Let $A=\{f \in \mathbb Q[x] : f(n)=f(-n)$, for every $n \in \mathbb N\}$.
Show that
- $A$ is a subring of $\mathbb Q[x]$.
- $A$ is a Euclidean Domain.
- For every $f \in A$ we have $f(r)=f(-r)$, for every $r \in \mathbb Q$.
I think I managed to prove 1 and 2, this is how I proceeded:
1
We have that $A \neq \emptyset$, since the constant polynomial $1$ is such that $1(n)=1=1(-n)$, for every $n \in \mathbb N$.
For every $f$, $g \in A$, for every $n \in \mathbb N$ we have:
$(f-g)(n)=f(n)-g(n)=f(-n)-g(-n)=(f-g)(-n)$
and
$(fg)(n)=f(n)g(n)=f(-n)g(-n)=(fg)(-n)$
These mean that both $f-g$ and $fg$ are in $A$. This proves that $A$ is a subring of $\mathbb Q[x]$.
2
For every $f \in A$, we have:
$f=a_nx^n+\cdots+a_0$
where, for each $i \in \{0,\ldots,n\}$, $a_i \in \mathbb Q$.
We have that, for each $q \in \mathbb Q$ seen as a polynomial in $\mathbb Q[x]$, $q(n)=q=q(-n)$, for every $n \in \mathbb N$. This implies that $\mathbb Q \subseteq A$.
If every rational number is in $A$, this implies that every polynomial $f$ in $A$ has a leading coefficient $a_n$ that is a unit in $A$.
I consider the function $deg : A \to \mathbb N$, which assigns to every $f \in A$ its degree. This function serves as a Euclidean evaluation, that means it satisfies:
For every $f$, $g \in A$, with $g \neq 0$, there exist $q$, $r \in A$ such that:
- $f=gq+r$
- $r=0$ or $deg(r)<deg(g)$
This evaluation, together with the fact that every polynomial in $A$ has a unit as leading coefficient, ensure that $A$ is a Euclidean domain.
Now, my questions are:
- Are my solutions correct?
- Can you help me with point 3? There should be some way to exploit the fact that every pair of polynomials can go through Euclidean division but I can't see where to begin.

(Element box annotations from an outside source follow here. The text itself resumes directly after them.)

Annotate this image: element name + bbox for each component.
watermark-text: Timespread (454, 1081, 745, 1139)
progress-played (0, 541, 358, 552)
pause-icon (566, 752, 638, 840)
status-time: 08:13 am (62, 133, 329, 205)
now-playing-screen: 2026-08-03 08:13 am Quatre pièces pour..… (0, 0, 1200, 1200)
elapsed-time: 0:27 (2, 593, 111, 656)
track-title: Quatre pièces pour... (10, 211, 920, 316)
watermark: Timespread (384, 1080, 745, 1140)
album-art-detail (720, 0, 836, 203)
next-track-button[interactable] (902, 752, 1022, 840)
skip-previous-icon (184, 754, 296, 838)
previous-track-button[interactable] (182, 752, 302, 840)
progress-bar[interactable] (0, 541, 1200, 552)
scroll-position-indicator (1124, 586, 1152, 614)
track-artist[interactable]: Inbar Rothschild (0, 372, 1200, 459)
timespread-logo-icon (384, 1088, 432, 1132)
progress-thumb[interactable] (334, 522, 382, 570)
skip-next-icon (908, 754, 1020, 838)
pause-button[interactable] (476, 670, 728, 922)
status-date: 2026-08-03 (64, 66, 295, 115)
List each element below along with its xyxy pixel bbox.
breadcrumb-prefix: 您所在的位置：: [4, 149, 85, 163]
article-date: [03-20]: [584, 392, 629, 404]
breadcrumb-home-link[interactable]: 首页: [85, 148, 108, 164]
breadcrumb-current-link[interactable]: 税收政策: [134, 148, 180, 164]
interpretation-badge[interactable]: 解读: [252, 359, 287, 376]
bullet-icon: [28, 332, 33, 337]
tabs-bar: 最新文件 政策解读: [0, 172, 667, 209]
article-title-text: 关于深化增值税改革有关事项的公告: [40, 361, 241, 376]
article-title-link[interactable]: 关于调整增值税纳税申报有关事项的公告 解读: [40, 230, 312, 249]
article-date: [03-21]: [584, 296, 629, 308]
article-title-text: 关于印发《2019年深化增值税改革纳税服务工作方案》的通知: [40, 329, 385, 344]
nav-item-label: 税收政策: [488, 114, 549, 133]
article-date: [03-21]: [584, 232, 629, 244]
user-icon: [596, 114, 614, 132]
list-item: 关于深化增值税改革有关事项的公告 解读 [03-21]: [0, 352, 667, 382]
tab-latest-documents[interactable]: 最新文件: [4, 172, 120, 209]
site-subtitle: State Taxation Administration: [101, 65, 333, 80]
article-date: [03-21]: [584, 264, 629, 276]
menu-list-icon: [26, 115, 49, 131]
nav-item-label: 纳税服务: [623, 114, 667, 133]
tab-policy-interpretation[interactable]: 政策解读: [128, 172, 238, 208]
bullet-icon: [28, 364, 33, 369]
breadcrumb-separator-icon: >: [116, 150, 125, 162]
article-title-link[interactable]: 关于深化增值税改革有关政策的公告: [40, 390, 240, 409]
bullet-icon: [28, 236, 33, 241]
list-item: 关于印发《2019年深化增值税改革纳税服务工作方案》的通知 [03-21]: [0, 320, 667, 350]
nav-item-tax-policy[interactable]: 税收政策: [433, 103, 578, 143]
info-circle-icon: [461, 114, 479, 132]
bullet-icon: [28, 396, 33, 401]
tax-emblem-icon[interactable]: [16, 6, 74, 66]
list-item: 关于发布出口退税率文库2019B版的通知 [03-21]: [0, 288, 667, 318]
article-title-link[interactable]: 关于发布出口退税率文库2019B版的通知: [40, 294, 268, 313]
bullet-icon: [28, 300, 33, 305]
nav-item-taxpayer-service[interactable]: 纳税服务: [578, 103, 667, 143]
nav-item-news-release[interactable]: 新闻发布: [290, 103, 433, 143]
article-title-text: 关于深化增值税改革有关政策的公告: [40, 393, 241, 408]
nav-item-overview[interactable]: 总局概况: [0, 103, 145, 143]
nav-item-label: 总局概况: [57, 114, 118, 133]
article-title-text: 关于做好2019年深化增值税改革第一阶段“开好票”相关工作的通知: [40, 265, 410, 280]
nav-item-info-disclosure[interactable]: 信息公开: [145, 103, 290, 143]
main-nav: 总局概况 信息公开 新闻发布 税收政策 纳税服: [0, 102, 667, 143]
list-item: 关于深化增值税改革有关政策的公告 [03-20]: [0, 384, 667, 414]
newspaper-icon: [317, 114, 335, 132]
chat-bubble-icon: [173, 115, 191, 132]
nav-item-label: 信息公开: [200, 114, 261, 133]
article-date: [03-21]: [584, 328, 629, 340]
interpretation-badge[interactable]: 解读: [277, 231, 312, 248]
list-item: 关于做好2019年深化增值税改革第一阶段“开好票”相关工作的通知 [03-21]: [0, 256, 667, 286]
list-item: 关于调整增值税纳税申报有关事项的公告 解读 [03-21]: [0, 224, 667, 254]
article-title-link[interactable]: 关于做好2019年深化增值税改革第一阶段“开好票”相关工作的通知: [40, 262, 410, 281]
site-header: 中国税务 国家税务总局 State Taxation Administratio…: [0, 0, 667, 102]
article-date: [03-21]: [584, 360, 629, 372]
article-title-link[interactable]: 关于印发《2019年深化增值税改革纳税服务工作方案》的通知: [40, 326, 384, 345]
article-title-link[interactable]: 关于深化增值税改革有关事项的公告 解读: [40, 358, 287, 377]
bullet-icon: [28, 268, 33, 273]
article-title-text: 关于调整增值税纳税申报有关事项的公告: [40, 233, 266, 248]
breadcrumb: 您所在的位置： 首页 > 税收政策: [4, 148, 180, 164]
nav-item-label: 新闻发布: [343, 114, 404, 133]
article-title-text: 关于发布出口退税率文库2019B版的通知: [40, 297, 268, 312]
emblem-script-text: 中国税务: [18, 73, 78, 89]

For $(3)$, if $f \in A$, then the polynomial $f(x)-f(-x)$ has all natural numbers as roots, of which there are infinitely many, and so must be the zero polynomial. This means that $f(r)$ must in fact be equal to $f(-r)$ for all rational numbers $r$. In other words, a polynomial with rational coefficients that becomes an even function when restricted to the integers must in fact be an even function on all rational numbers.
Knowing that $(3)$ is true together with the fact that a polynomial is an even function if and only if all of its nonzero terms have an even degree will then help answer $(2)$.
Namely, consider the map $\varphi:\mathbb{Q}[x] \to A$ that sends a polynomial $f$ to the polynomial obtained from $f$ by doubling the degrees of all its terms, i.e. $f(x^2)$. Then, the aforementioned fact about even functions tells us that $\varphi$ is an isomorphism, and so $A$, being isomorphic to the Euclidean domain $\mathbb{Q}[x]$, must itself be a Euclidean domain.